Após conhecidas as quatro acusações contra Donald Trump, ao longo dos últimos cinco meses, as datas em que o ex-Presidente dos Estados Unidos responderá em julgamento surgem em catadupa. Ao mesmo tempo, alguns co-acusados aparentam cooperar com as autoridades, atitude que pode provocar um choque de interesses.
Referente à alegada tentativa de golpe de Estado, que culminou na invasão do Capitólio a 6 de janeiro de 2021, o julgamento ficou ontem marcado para 4 de março, mais de dois anos antes da sugestão avançada pelos representantes legais do magnata (abril de 2026).

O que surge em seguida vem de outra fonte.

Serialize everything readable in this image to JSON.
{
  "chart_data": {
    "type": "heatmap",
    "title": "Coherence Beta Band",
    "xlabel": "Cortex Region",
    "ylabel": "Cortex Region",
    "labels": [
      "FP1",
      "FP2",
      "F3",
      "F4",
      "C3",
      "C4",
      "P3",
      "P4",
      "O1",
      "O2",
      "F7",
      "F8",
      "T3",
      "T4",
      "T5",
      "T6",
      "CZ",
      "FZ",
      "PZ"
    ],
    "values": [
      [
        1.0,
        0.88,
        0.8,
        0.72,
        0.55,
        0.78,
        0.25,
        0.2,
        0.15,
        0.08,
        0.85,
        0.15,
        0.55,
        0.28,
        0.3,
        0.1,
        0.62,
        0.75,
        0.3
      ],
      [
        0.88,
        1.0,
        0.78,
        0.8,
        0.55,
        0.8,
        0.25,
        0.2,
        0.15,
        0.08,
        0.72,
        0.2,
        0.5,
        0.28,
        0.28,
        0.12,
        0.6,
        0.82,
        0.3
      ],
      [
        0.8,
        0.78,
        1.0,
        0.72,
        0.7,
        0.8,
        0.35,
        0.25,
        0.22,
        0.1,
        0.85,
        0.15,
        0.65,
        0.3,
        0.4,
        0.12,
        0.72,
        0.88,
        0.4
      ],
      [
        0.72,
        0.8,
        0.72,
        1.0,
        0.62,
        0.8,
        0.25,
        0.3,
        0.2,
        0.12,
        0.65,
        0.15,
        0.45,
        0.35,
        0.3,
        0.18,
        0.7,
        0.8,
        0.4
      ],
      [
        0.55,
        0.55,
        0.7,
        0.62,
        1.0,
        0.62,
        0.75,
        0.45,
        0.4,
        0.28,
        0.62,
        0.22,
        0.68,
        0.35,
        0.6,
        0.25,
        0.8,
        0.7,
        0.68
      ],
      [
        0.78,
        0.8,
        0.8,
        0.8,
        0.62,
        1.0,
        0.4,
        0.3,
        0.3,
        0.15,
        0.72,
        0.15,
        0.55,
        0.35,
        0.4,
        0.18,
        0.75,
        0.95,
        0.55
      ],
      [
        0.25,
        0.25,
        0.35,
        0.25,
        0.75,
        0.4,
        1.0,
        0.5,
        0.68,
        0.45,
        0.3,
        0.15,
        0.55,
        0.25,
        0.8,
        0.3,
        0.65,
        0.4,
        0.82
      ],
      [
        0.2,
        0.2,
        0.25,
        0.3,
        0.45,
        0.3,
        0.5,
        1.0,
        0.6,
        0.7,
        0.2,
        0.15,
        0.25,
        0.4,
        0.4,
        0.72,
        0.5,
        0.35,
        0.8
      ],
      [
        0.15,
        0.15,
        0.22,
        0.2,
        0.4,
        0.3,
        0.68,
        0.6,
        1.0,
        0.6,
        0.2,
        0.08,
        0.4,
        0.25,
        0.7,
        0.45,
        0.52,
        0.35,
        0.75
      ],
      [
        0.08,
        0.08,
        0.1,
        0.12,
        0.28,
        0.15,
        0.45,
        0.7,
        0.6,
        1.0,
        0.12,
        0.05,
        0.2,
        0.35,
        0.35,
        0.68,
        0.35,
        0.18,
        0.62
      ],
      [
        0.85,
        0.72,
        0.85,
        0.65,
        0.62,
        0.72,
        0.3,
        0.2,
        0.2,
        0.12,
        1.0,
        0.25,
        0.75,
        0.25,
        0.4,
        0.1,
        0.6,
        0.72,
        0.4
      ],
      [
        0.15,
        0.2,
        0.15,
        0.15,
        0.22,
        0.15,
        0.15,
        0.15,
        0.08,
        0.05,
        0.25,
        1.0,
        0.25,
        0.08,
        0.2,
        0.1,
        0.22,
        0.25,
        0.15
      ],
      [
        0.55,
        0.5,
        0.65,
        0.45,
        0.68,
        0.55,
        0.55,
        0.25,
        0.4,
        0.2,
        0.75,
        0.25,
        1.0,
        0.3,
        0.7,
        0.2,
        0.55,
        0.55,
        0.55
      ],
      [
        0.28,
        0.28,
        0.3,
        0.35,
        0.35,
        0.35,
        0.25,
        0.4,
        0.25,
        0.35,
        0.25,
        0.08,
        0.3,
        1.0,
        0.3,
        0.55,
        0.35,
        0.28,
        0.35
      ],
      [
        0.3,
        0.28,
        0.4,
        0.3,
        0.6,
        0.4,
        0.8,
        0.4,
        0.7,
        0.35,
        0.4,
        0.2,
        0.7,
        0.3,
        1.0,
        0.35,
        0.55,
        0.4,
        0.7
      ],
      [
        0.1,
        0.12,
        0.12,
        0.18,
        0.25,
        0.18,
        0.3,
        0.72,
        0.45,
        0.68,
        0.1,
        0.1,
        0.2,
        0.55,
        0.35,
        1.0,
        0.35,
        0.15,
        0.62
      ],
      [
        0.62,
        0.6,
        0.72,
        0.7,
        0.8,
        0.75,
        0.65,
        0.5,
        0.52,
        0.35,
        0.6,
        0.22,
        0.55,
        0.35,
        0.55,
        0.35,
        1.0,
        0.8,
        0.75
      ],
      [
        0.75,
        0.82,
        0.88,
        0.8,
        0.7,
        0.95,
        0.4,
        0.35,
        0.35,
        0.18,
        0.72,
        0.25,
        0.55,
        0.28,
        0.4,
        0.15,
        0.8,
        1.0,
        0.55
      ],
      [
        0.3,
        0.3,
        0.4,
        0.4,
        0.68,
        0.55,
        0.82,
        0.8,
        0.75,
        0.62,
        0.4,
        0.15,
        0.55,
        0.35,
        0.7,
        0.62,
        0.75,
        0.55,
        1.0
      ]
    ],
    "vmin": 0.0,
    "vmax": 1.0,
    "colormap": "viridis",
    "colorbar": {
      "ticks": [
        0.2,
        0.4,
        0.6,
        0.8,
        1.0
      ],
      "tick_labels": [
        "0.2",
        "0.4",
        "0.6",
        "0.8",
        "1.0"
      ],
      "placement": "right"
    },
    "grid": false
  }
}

Antes disso, reservaram-se as datas de 25 de março e de 4 de maio para as idas a tribunal nos casos relativos, respetivamente, ao suborno de um atriz pornográfica, em Nova Iorque, e retenção ilegal de material ultra-secreto, na Florida.
No que concerne ao caso de Washington D.C., contrariamente à lentidão desejada pelos causídicos de Trump, o procurador especial Jack Smith ambicionava que o julgamento se realizasse já em janeiro, coincidindo com aniversário da rebelião.
“As propostas em causa distanciam-se bastante. Nenhuma delas é aceitável”, concluiu a juíza responsável pelos trabalhos, Tanya Chutkan, acrescentando que a escolha “nunca poderia depender das obrigações pessoais ou profissionais do acusado”. O julgamento começará um dia antes da “super-terça-feira”, o momento principal das primárias, onde Trump permanece como favorito à nomeação republicana.
Note-se, também, que Chutkan recordou a teia de processos que envolve Trump, sugerindo que teve em conta isso mesmo aquando da marcação. “Tive perfeita noção das acusações noutros estados, assim como na Justiça federal”.
“Sem um processo eleitoral consolidado, as democracias morrem”
Prova dessa mesma complexidade legal, com consequências para o calendário político dado que as primárias começam em fevereiro, decorria, à mesma hora, uma audiência no condado de Fulton, Geórgia.
Ali, o líder conservador foi indiciado há três semanas com outros 18 indivíduos por “tentativa de manipulação da contagem dos votos” depois das eleições de novembro de 2020. Com esse intuito, Trump terá praticado 13 crimes, entre os quais “extorsão”, “associação criminosa” e “conspiração”.
Ontem, o multimilionário ficou a saber que a leitura da acusação ocorrerá a 6 de setembro, às 9h30 locais (14h30 em Portugal continental). A sua presença não será obrigatória, assim como a de nenhum outro indiciado.
“O caso em Washington D.C. será porventura aquele mais mediatizado, visto que reporta ao dia em que a nossa democracia esteve por um fio”, afirma ao Expresso Glenn Kirschner, antigo procurador federal no distrito de Washington D.C. “Contudo, o caso na Geórgia revela, claramente, que Trump e os seus amigos associaram-se com o intuito de pôr em causa a segurança do processo eleitoral, baseando-se em teorias da conspiração que, diga-se, foram arrasadas em mais de 60 tribunais estaduais e federais”.
Segundo Kirschner, as práticas alegadas pelos responsáveis daquele estado do sul “deveriam alarmar a população americana”, visto que “sem um processo eleitoral consolidado, as democracias morrem”.
Eventualmente consciente desse facto, Mark Meadows, antigo chefe de gabinete de Trump e um dos 19 acusados pela procuradoria do condado de Fulton, foi interrogado esta segunda-feira sobre o seu papel na tentativa de alterar os resultados das presidências de 2020.
Ao longo de quatro horas, assegurou que as alegadas pressões sobre testemunhas e autoridades locais “enquadravam-se” no exercício do seu cargo. “Dada a minha posição, participei em quase todas as reuniões que o presidente teve com responsáveis da Geórgia. Em muitas delas, fui um mero observador”, salientou. “Noutras alturas, as pessoas reuniam-se comigo apenas para me pedir que passasse certas mensagens ao presidente”.